One of the worst things about being a girl with a super religious mother is all the crazy rules you have to follow. One of them is absolutely no dating. Poet Elizabeth Acevedo tackles this theme in her debut novel The Poet X which while it has some nice ideas falls flat.
Xiomara Batista is a Latina teenager living in Harlem. Her mother’s super religious, all the men around her are horndogs because she’s, ahem, very developed, her dad only cares about baseball and she has a temper. She also didn’t do her confirmation because of a bunch of reasons. Her faith gets questioned when she falls for a guy in her science class and she starts having lustrous thoughts.
This is a basic YA story about a girl with a gift for poetry but can’t go to the poetry slam her teacher wants her to go to because she has church and confirmation classes. Not to mention the boyfriend which she keeps as a secret. This is a book that is strictly for teenage girls and anyone who has had to deal with parents like this.

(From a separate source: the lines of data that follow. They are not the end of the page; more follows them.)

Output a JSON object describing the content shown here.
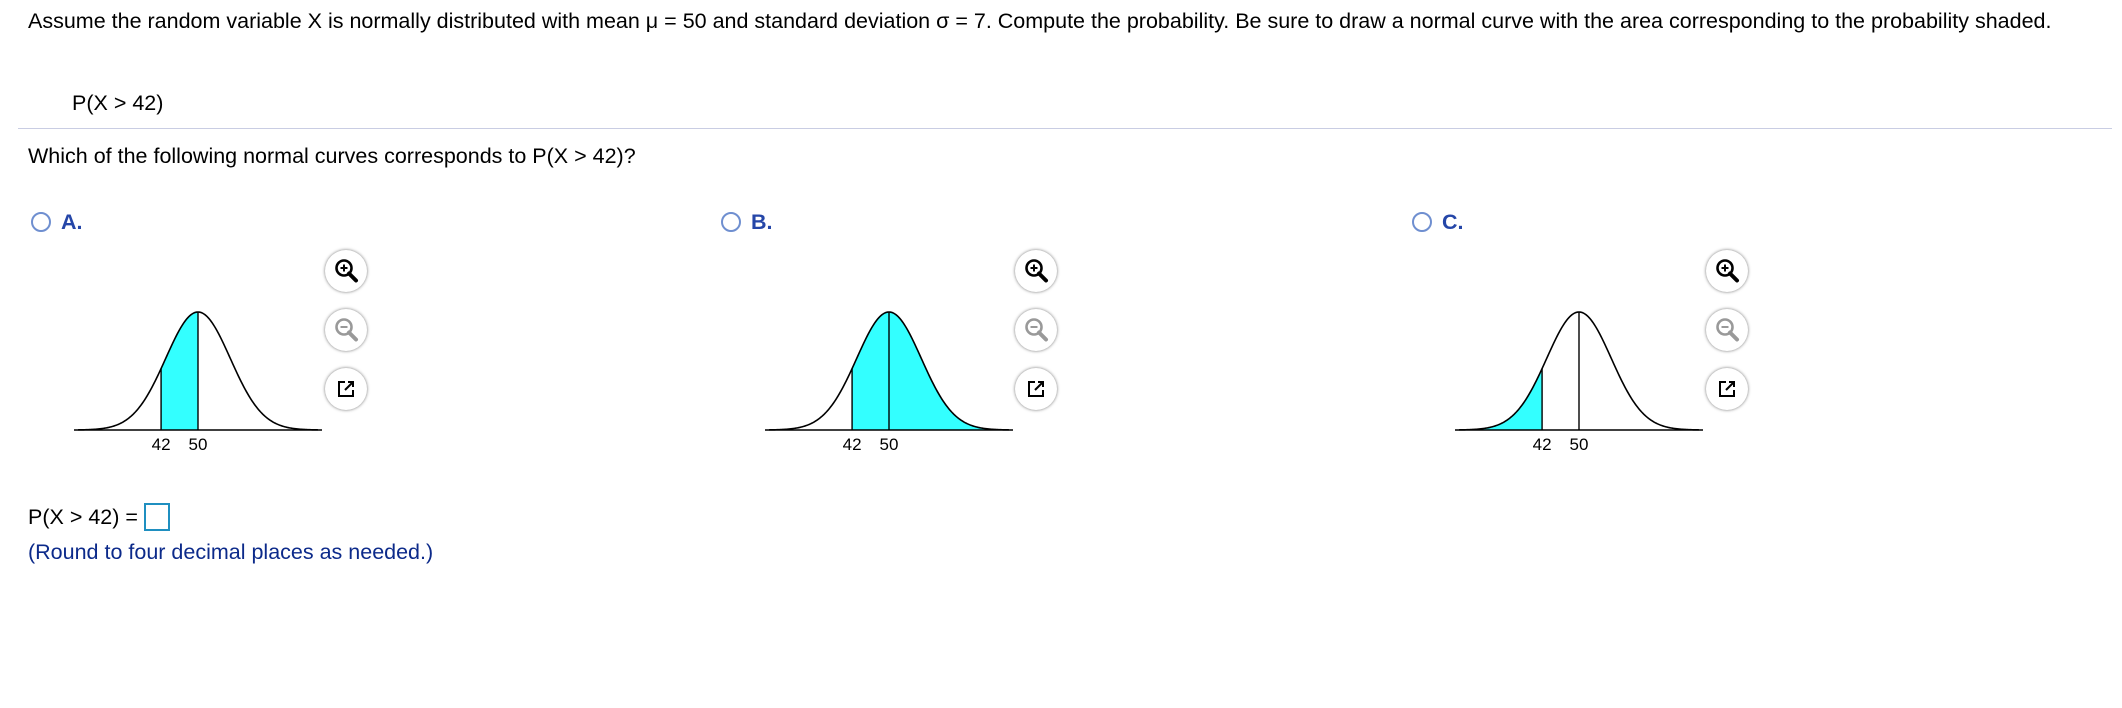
{
  "prompt": "Assume the random variable X is normally distributed with mean μ = 50 and standard deviation σ = 7. Compute the probability. Be sure to draw a normal curve with the area corresponding to the probability shaded.",
  "given": "P(X > 42)",
  "question": "Which of the following normal curves corresponds to P(X > 42)?",
  "colors": {
    "shade": "#33ffff",
    "option_label": "#2546a8",
    "note": "#0c2a8a",
    "radio": "#6f8fd0"
  },
  "options": [
    {
      "label": "A.",
      "shade": "between 42 and 50",
      "ticks": [
        "42",
        "50"
      ]
    },
    {
      "label": "B.",
      "shade": "greater than 42",
      "ticks": [
        "42",
        "50"
      ]
    },
    {
      "label": "C.",
      "shade": "less than 42",
      "ticks": [
        "42",
        "50"
      ]
    }
  ],
  "tools": {
    "zoom_in": "zoom-in-icon",
    "zoom_out": "zoom-out-icon",
    "popout": "popout-icon"
  },
  "answer": {
    "label": "P(X > 42) =",
    "value": ""
  },
  "note": "(Round to four decimal places as needed.)"
}
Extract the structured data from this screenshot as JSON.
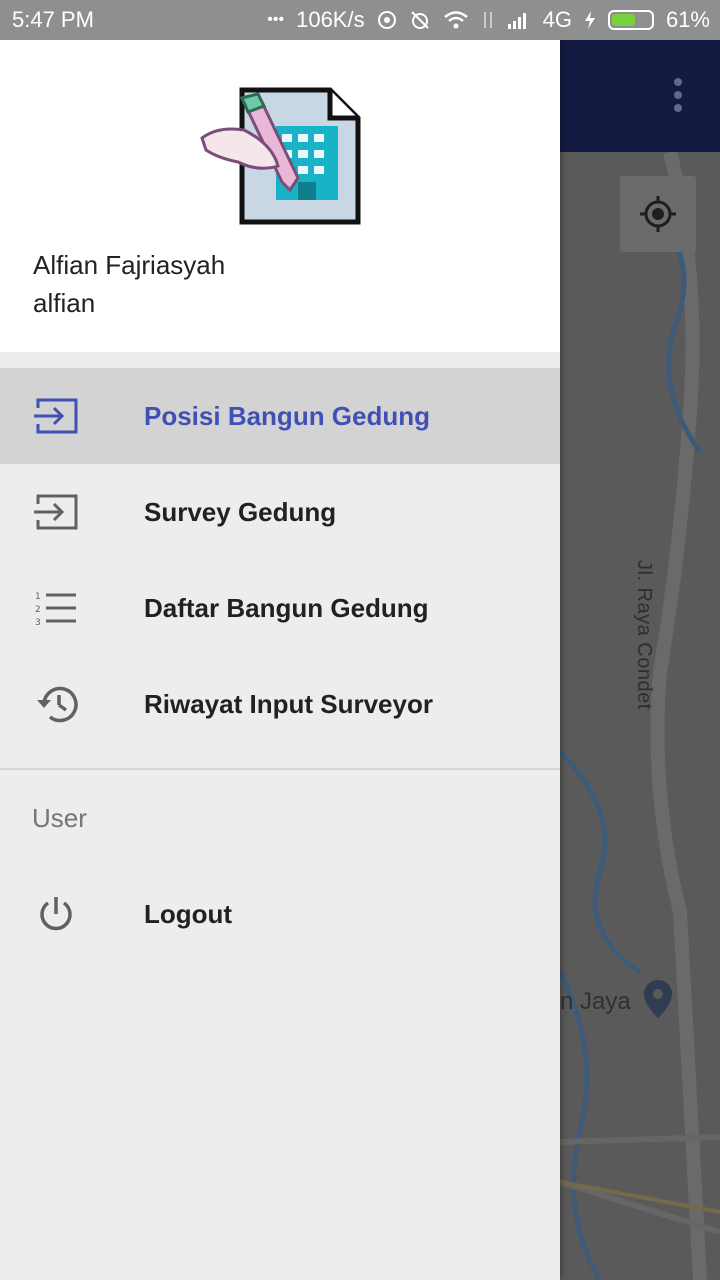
{
  "status_bar": {
    "time": "5:47 PM",
    "dots": "•••",
    "network_speed": "106K/s",
    "network_type": "4G",
    "battery_percent": "61%",
    "battery_level": 0.61
  },
  "drawer": {
    "header": {
      "logo_icon": "building-survey-document-icon",
      "user_name": "Alfian Fajriasyah",
      "user_id": "alfian"
    },
    "items": [
      {
        "label": "Posisi Bangun Gedung",
        "icon": "login-arrow-icon",
        "active": true
      },
      {
        "label": "Survey Gedung",
        "icon": "login-arrow-icon",
        "active": false
      },
      {
        "label": "Daftar Bangun Gedung",
        "icon": "numbered-list-icon",
        "active": false
      },
      {
        "label": "Riwayat Input Surveyor",
        "icon": "history-icon",
        "active": false
      }
    ],
    "section_header": "User",
    "logout_label": "Logout"
  },
  "map": {
    "road_label": "Jl. Raya Condet",
    "place_label": "n Jaya"
  },
  "colors": {
    "accent": "#3f51b5",
    "appbar": "#141b42",
    "active_item_bg": "#d3d3d3"
  }
}
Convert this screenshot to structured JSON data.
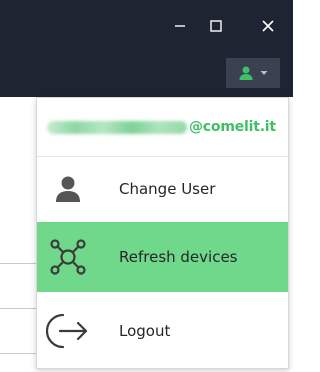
{
  "titlebar": {
    "minimize_icon": "minimize-icon",
    "maximize_icon": "maximize-icon",
    "close_icon": "close-icon",
    "background_color": "#1f2433"
  },
  "user_menu_button": {
    "icon": "user-icon",
    "caret": "chevron-down-icon",
    "icon_color": "#3fbf66"
  },
  "dropdown": {
    "email_domain": "@comelit.it",
    "items": [
      {
        "label": "Change User",
        "icon": "user-icon"
      },
      {
        "label": "Refresh devices",
        "icon": "network-nodes-icon",
        "highlighted": true,
        "highlight_color": "#6fd88a"
      },
      {
        "label": "Logout",
        "icon": "logout-icon"
      }
    ]
  }
}
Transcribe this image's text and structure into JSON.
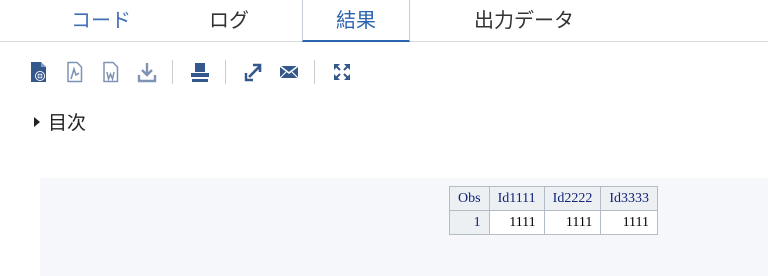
{
  "tabs": {
    "code": "コード",
    "log": "ログ",
    "results": "結果",
    "output_data": "出力データ"
  },
  "toolbar": {
    "icons": [
      "html-report-icon",
      "pdf-icon",
      "word-icon",
      "download-icon",
      "print-icon",
      "open-new-window-icon",
      "email-icon",
      "maximize-icon"
    ]
  },
  "toc": {
    "label": "目次"
  },
  "table": {
    "headers": [
      "Obs",
      "Id1111",
      "Id2222",
      "Id3333"
    ],
    "rows": [
      {
        "obs": "1",
        "id1111": "1111",
        "id2222": "1111",
        "id3333": "1111"
      }
    ]
  },
  "colors": {
    "accent": "#2d64b0",
    "icon": "#35588c",
    "header_text": "#112277"
  }
}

That doesn’t mean the story has any solid ideas. Xiomara is a poet but because of her confirmation classes she can’t go to poetry club or the poetry slam. This is something some girls with strict religious parents have to deal with. This is the right book for them.
This book has a distinct feature in being written in verse. While there is no rhyme scheme if you read the book out loud you can hear in your own voice that this sounds like something you’d hear at a poetry slam in any big city. That’s a major point that Acevedo receives.
However the ending is a bit too weak and unrealistic. Whatever problem Xiomara had throughout the book is easily fixed and whatever negative feeling she had is easily fixed. Granted, this is meant to be a simple story grounded n real life, but sometimes problems like the ones Xiomara has don’t get fixed that easily or quickly. Those take years and sometimes they don’t get fixed at all.
For a debut novel, The Poet X has a clever idea in that it’s written in verse but the content of the story is flat. Again, teenage girls will relate with this story but overall it’s way too basic with am easy, saccharine ending that doesn’t seem realistic. Acevedo has promise, but she needs to pull out something amazing if she decides to write a followup novel.